It’s really fulfilling to be able to manage all aspects of a patient’s care
All about relationships
Standing in front of the huge floor-to-ceiling filing cabinets that dominate the reception area of her office in Truro N.S., Dr. Karla Armsworthy looks tiny. The cabinets hold the archived paper charts of the 2,000 to 3,000 patients in the family practice that she took over back in July 2016.
“We’re not exactly sure how many patients are in my practice,” she said. “I use an EMR for all of my patients and when I started, I spent a lot of nights looking through their charts, trying to learn about them and their backgrounds.”
Daunting as it might be for a new-to-practice physician to take over from an established family doctor with thousands of patients in their care, Dr. Armsworthy was up for the challenge.
Born and raised in nearby Brookfield, she studied medicine at Memorial University in Newfoundland, and did her final family medicine residency in Moncton. “I really wanted to come home to my community,” she said. “When this opportunity came along, I jumped right in. It was the easiest way to do it.”
The office is a familiar setting for Dr. Armsworthy – it’s the same family practice she visited while she was growing up. These days, she works alongside her own family doctor, Stephen Ellis, plus four other family doctors and a psychiatrist.
She was hand-picked by the physicians to take over the practice of Dr. Roya Murray, a family physician who had worked with the group for 32 years.
Dr. Armsworthy did a family practice rotation with Dr. Ellis in her fourth year of medical school, and says that experience helped make her homecoming happen. “We have a history of doing this in our practice,” Dr. Ellis said. “When medical students and residents understand the interesting practice life and work balance you can have in a rural community, younger colleagues will want to join your practice.”
The physicians not only recruited Dr. Armsworthy, they also mentored her as she transitioned into the new role. That support continues today. “I’m learning from my colleagues here,” said Dr. Armsworthy. “When you are starting out in practice, even though you’ve had residencies, there are still a lot of nuances to learn. Getting that experience is difficult when you are out on your own.”

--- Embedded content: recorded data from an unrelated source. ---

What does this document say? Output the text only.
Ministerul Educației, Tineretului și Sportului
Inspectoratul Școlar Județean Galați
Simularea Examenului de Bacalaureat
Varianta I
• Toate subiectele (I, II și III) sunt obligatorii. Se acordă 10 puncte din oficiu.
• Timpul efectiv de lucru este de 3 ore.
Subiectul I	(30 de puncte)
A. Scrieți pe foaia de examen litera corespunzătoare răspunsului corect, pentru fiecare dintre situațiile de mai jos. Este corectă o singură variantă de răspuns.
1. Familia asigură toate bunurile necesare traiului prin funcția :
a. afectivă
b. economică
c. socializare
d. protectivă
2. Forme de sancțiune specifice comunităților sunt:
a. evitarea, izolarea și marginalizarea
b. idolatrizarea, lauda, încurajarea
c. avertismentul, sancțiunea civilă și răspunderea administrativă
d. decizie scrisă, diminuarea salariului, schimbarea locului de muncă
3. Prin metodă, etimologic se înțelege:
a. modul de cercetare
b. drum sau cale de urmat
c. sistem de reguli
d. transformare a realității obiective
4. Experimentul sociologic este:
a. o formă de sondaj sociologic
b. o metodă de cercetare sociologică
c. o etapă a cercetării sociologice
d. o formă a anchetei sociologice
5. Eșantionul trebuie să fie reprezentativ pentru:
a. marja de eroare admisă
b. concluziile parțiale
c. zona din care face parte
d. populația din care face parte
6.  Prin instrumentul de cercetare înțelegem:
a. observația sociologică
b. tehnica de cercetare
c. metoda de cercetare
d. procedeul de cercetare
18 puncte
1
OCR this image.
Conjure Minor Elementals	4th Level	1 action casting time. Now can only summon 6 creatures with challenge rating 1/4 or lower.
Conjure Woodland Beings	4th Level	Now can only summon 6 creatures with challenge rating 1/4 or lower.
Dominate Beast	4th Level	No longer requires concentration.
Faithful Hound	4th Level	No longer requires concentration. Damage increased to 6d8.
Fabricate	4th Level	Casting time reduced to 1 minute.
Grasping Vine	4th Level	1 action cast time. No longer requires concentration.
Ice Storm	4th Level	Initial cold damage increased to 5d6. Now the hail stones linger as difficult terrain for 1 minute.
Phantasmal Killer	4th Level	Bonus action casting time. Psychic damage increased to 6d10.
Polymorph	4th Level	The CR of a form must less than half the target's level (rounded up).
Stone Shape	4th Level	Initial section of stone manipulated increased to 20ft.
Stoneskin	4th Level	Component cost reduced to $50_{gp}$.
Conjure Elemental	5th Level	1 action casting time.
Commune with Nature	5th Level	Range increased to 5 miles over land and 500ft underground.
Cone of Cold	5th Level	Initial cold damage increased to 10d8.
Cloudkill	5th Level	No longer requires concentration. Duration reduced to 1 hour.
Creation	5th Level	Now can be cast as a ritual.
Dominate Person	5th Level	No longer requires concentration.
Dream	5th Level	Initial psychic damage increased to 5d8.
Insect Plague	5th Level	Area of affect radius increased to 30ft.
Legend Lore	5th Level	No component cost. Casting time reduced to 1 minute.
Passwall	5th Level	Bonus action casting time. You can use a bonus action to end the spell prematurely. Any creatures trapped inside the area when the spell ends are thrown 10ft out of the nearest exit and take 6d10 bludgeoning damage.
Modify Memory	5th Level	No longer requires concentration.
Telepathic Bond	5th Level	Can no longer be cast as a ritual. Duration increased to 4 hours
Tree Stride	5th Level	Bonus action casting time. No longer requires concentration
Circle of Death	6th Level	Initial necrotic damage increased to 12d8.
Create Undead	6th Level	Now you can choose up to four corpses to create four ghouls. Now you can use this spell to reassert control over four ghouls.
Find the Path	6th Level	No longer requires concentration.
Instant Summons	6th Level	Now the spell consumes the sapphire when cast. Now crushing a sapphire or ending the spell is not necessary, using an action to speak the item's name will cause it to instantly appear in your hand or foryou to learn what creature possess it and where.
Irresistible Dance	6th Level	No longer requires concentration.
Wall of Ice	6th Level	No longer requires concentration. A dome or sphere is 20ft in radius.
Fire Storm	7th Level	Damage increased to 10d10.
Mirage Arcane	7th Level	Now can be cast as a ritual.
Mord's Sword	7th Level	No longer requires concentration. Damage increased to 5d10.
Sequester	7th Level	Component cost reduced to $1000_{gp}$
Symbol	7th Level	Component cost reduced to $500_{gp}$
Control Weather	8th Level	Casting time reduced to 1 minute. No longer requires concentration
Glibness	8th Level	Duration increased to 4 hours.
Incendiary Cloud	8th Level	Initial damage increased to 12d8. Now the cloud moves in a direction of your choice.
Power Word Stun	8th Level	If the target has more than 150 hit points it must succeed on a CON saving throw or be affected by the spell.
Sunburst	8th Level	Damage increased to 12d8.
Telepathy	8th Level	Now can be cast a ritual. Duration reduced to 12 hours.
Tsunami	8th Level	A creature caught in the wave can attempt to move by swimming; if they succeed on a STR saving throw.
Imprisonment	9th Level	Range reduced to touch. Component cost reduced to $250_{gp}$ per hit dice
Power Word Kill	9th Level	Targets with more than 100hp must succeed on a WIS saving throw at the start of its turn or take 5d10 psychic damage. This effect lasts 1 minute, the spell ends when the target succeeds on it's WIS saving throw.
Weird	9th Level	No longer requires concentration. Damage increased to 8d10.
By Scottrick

Beyond her practice work, Dr. Armsworthy cares for patients at a local nursing home, and provides inpatient and palliative care at the local hospital.

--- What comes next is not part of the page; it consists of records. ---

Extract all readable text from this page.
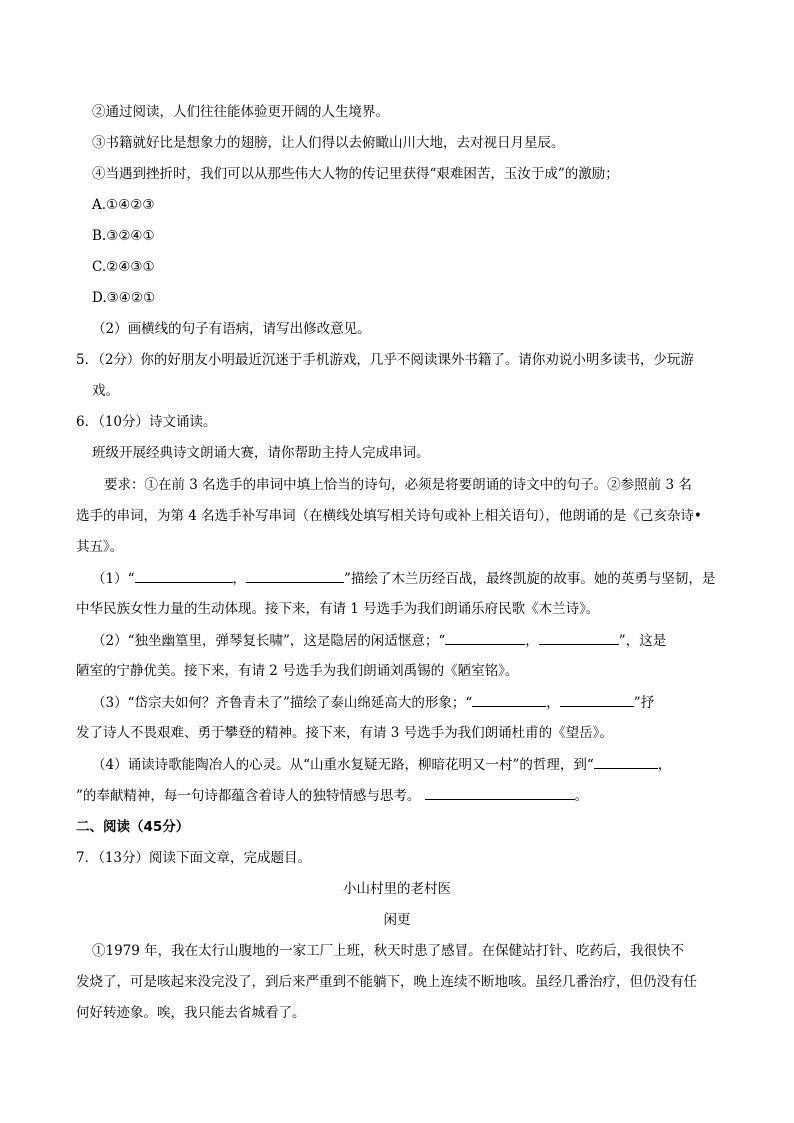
②通过阅读，人们往往能体验更开阔的人生境界。
③书籍就好比是想象力的翅膀，让人们得以去俯瞰山川大地，去对视日月星辰。
④当遇到挫折时，我们可以从那些伟大人物的传记里获得“艰难困苦，玉汝于成”的激励；
A.①④②③
B.③②④①
C.②④③①
D.③④②①
（2）画横线的句子有语病，请写出修改意见。
5．（2分）你的好朋友小明最近沉迷于手机游戏，几乎不阅读课外书籍了。请你劝说小明多读书，少玩游
戏。
6．（10分）诗文诵读。
班级开展经典诗文朗诵大赛，请你帮助主持人完成串词。
要求：①在前 3 名选手的串词中填上恰当的诗句，必须是将要朗诵的诗文中的句子。②参照前 3 名
选手的串词，为第 4 名选手补写串词（在横线处填写相关诗句或补上相关语句），他朗诵的是《己亥杂诗•
其五》。
（1）“	，	”描绘了木兰历经百战，最终凯旋的故事。她的英勇与坚韧，是
中华民族女性力量的生动体现。接下来，有请 1 号选手为我们朗诵乐府民歌《木兰诗》。
（2）“独坐幽篁里，弹琴复长啸”，这是隐居的闲适惬意；“	，	”，这是
陋室的宁静优美。接下来，有请 2 号选手为我们朗诵刘禹锡的《陋室铭》。
（3）“岱宗夫如何？齐鲁青未了”描绘了泰山绵延高大的形象；“	，	”抒
发了诗人不畏艰难、勇于攀登的精神。接下来，有请 3 号选手为我们朗诵杜甫的《望岳》。
（4）诵读诗歌能陶冶人的心灵。从“山重水复疑无路，柳暗花明又一村”的哲理，到“	，
”的奉献精神，每一句诗都蕴含着诗人的独特情感与思考。	。
二、阅读（45分）
7．（13分）阅读下面文章，完成题目。
小山村里的老村医
闲更
①1979 年，我在太行山腹地的一家工厂上班，秋天时患了感冒。在保健站打针、吃药后，我很快不
发烧了，可是咳起来没完没了，到后来严重到不能躺下，晚上连续不断地咳。虽经几番治疗，但仍没有任
何好转迹象。唉，我只能去省城看了。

What she loves about family practice is being able to treat the whole patient. “It’s really fulfilling to be able to manage all aspects of a patient’s care,” said Dr. Armsworthy. “A patient with heart disease isn’t just heart disease – they’re a patient with a spouse or a partner or a child who is struggling.”
“Perhaps they need help with finances, they may have diabetes or lung disease, they have all sorts of different issues. To really help them be well, you need to address all of those issues.”
Patient Jill Sutherland lives with several chronic conditions, including heart disease, COPD and arthritis. “Dr. Armsworthy monitors all of that for me,” says Ms. Sutherland, who lives in Portapique and drives one hour for her appointments. “It means a lot to me. When I need her, I’ve got her.”
Ms. Sutherland had been a patient of Dr. Armsworthy’s predecessor, Dr. Roya Murray, for 28 years. “When Roya told me she was leaving, I cried,” Ms. Sutherland recalls. “But Roya had a picture of Dr. Armsworthy to show me and that helped a lot. Roya worked hard to bring her in. Once I got to meet Dr. Armsworthy, I just loved her. She’s young and very hands-on. And she knows my history, so when I start complaining about something, she knows what’s what.”
The connectedness between the physicians and other allied health professionals in the community gives Dr. Armsworthy’s patients good access to care. “We all know each other and support each other,” she said. “It’s easy to get your patients what they need, when they need it.”
Dr. Ellis says fostering connections with medical students, residents and new-to-practice physicians like Dr. Armsworthy is key to recruiting physicians in rural areas. “It’s about having those personal relationships – that’s how we’re going to attract people to our communities.”
For Dr. Armsworthy, practising in her hometown is a way to give back to her community. “I always knew I wanted to come home. I’ve never pictured working or living anywhere else.”